Contrary to the other three operettas, ‘The Knot’ seems to touch on the emotional experience rather than the series of events in a linear fashion. I couldn’t help thinking about the stories - whether fictional or memories - that are passed down from one generation to the next. Ironically, it feels that this opera focuses on the sentiment more than the events that transpired. The first image that came to mind, was someone suspended in time, searching for something they were missing, but they didn’t know what that something is. The second image was being transported into a memory of the past, where the edges are not quite clear, but the emotional connection to that memory is the key. ‘The Knot’ is about what is left unspoken and reading between the lines; it’s about the in between, and residue that stays with us well after the memory or story is finished.

‘A Herstory of daughters who won’t lissen’ brings us to a full circle addressing the purpose of a story; the moral.
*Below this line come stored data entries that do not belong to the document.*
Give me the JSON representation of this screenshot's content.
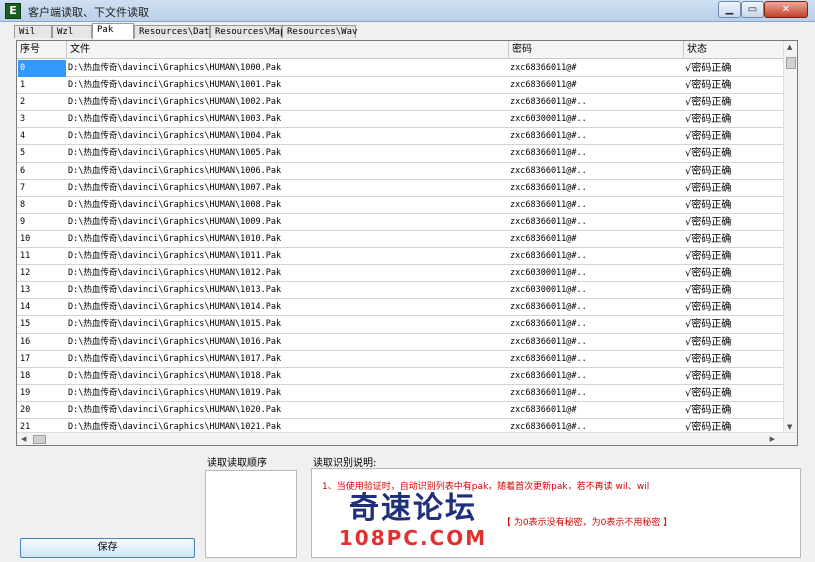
{
  "window": {
    "title": "客户端读取、下文件读取",
    "icon_glyph": "E",
    "min_glyph": "▁",
    "max_glyph": "▭",
    "close_glyph": "✕"
  },
  "tabs": [
    {
      "label": "Wil",
      "active": false
    },
    {
      "label": "Wzl",
      "active": false
    },
    {
      "label": "Pak",
      "active": true
    },
    {
      "label": "Resources\\Data",
      "active": false
    },
    {
      "label": "Resources\\Map",
      "active": false
    },
    {
      "label": "Resources\\Wav",
      "active": false
    }
  ],
  "columns": {
    "index": "序号",
    "file": "文件",
    "password": "密码",
    "status": "状态"
  },
  "rows": [
    {
      "index": "0",
      "file": "D:\\热血传奇\\davinci\\Graphics\\HUMAN\\1000.Pak",
      "password": "zxc68366011@#",
      "status": "√密码正确"
    },
    {
      "index": "1",
      "file": "D:\\热血传奇\\davinci\\Graphics\\HUMAN\\1001.Pak",
      "password": "zxc68366011@#",
      "status": "√密码正确"
    },
    {
      "index": "2",
      "file": "D:\\热血传奇\\davinci\\Graphics\\HUMAN\\1002.Pak",
      "password": "zxc68366011@#..",
      "status": "√密码正确"
    },
    {
      "index": "3",
      "file": "D:\\热血传奇\\davinci\\Graphics\\HUMAN\\1003.Pak",
      "password": "zxc60300011@#..",
      "status": "√密码正确"
    },
    {
      "index": "4",
      "file": "D:\\热血传奇\\davinci\\Graphics\\HUMAN\\1004.Pak",
      "password": "zxc68366011@#..",
      "status": "√密码正确"
    },
    {
      "index": "5",
      "file": "D:\\热血传奇\\davinci\\Graphics\\HUMAN\\1005.Pak",
      "password": "zxc68366011@#..",
      "status": "√密码正确"
    },
    {
      "index": "6",
      "file": "D:\\热血传奇\\davinci\\Graphics\\HUMAN\\1006.Pak",
      "password": "zxc68366011@#..",
      "status": "√密码正确"
    },
    {
      "index": "7",
      "file": "D:\\热血传奇\\davinci\\Graphics\\HUMAN\\1007.Pak",
      "password": "zxc68366011@#..",
      "status": "√密码正确"
    },
    {
      "index": "8",
      "file": "D:\\热血传奇\\davinci\\Graphics\\HUMAN\\1008.Pak",
      "password": "zxc68366011@#..",
      "status": "√密码正确"
    },
    {
      "index": "9",
      "file": "D:\\热血传奇\\davinci\\Graphics\\HUMAN\\1009.Pak",
      "password": "zxc68366011@#..",
      "status": "√密码正确"
    },
    {
      "index": "10",
      "file": "D:\\热血传奇\\davinci\\Graphics\\HUMAN\\1010.Pak",
      "password": "zxc68366011@#",
      "status": "√密码正确"
    },
    {
      "index": "11",
      "file": "D:\\热血传奇\\davinci\\Graphics\\HUMAN\\1011.Pak",
      "password": "zxc68366011@#..",
      "status": "√密码正确"
    },
    {
      "index": "12",
      "file": "D:\\热血传奇\\davinci\\Graphics\\HUMAN\\1012.Pak",
      "password": "zxc60300011@#..",
      "status": "√密码正确"
    },
    {
      "index": "13",
      "file": "D:\\热血传奇\\davinci\\Graphics\\HUMAN\\1013.Pak",
      "password": "zxc60300011@#..",
      "status": "√密码正确"
    },
    {
      "index": "14",
      "file": "D:\\热血传奇\\davinci\\Graphics\\HUMAN\\1014.Pak",
      "password": "zxc68366011@#..",
      "status": "√密码正确"
    },
    {
      "index": "15",
      "file": "D:\\热血传奇\\davinci\\Graphics\\HUMAN\\1015.Pak",
      "password": "zxc68366011@#..",
      "status": "√密码正确"
    },
    {
      "index": "16",
      "file": "D:\\热血传奇\\davinci\\Graphics\\HUMAN\\1016.Pak",
      "password": "zxc68366011@#..",
      "status": "√密码正确"
    },
    {
      "index": "17",
      "file": "D:\\热血传奇\\davinci\\Graphics\\HUMAN\\1017.Pak",
      "password": "zxc68366011@#..",
      "status": "√密码正确"
    },
    {
      "index": "18",
      "file": "D:\\热血传奇\\davinci\\Graphics\\HUMAN\\1018.Pak",
      "password": "zxc68366011@#..",
      "status": "√密码正确"
    },
    {
      "index": "19",
      "file": "D:\\热血传奇\\davinci\\Graphics\\HUMAN\\1019.Pak",
      "password": "zxc68366011@#..",
      "status": "√密码正确"
    },
    {
      "index": "20",
      "file": "D:\\热血传奇\\davinci\\Graphics\\HUMAN\\1020.Pak",
      "password": "zxc68366011@#",
      "status": "√密码正确"
    },
    {
      "index": "21",
      "file": "D:\\热血传奇\\davinci\\Graphics\\HUMAN\\1021.Pak",
      "password": "zxc68366011@#..",
      "status": "√密码正确"
    }
  ],
  "selected_row": 0,
  "scroll": {
    "up": "▲",
    "down": "▼",
    "left": "◀",
    "right": "▶"
  },
  "bottom": {
    "key_label": "读取读取顺序",
    "read_label": "读取识别说明:",
    "read_lines": [
      "1、当使用验证时，自动识别列表中有pak，随着首次更新pak，若不再读 wil、wil",
      "【 为0表示没有秘密，为0表示不用秘密 】"
    ],
    "save_label": "保存"
  },
  "watermark": {
    "top": "奇速论坛",
    "bottom": "108PC.COM"
  },
  "colors": {
    "selection": "#3399ff",
    "notice_red": "#d40000"
  }
}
Inspired by the Nigerian folk tale of 'The disobedient daughter who married a skull' by Elphinstone Dayrell, it is a cautionary tale for women about conforming and the expectations of society for them. Chinonyerem Odimba and Charlotte Marlow’s piece focuses on a woman’s relationship with herself, the rebellious and independent part of herself that is constantly challenged by society’s expectations for the role of women. In our conversations, we talked about that part of every woman’s identity that challenges conformity and needs to experience life - mistakes included - first hand. We witness this in the relationship of the Medicine Woman, Jaja And Effy, where there is an inkling of herstory repeating itself - a story that every woman has to experience. In this piece each female character tackles the battle between expectation and independence in their own way. One as the person reliving the past, one experiencing it in her present and one by choosing to the break the cycle to change the youngest’s future. Female solidarity through herstory.
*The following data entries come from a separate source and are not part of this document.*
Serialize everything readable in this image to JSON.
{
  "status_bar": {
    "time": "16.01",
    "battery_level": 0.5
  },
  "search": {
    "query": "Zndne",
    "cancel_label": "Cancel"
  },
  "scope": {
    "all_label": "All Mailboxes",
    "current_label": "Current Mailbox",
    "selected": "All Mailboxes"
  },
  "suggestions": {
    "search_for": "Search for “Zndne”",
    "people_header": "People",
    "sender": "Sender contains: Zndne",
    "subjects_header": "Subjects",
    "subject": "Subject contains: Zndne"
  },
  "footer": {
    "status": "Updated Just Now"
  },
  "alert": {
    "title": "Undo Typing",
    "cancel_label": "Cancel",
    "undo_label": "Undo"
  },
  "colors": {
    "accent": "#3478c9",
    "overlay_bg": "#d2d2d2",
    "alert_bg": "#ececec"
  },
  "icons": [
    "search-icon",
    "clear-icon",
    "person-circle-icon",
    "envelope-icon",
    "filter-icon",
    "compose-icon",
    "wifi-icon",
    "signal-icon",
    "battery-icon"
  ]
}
Story-telling is a portal into how we understand the world. Similar to memories, the way we experience a story alters every single time. When we recall an event, we don’t think of the first time we experienced the event, instead we go back to the last time we recalled the memory of the event. Hence the latest memory becomes the memory of the previous recollection. A story, a story! Let it come, let it go! is about our relationships with stories old and new. It explores who the author of a story really is, and how what we take away from them informs our relationship with others, with the world and more importantly with ourselves. Which is more important: the narrative, the moral or how it makes us feel?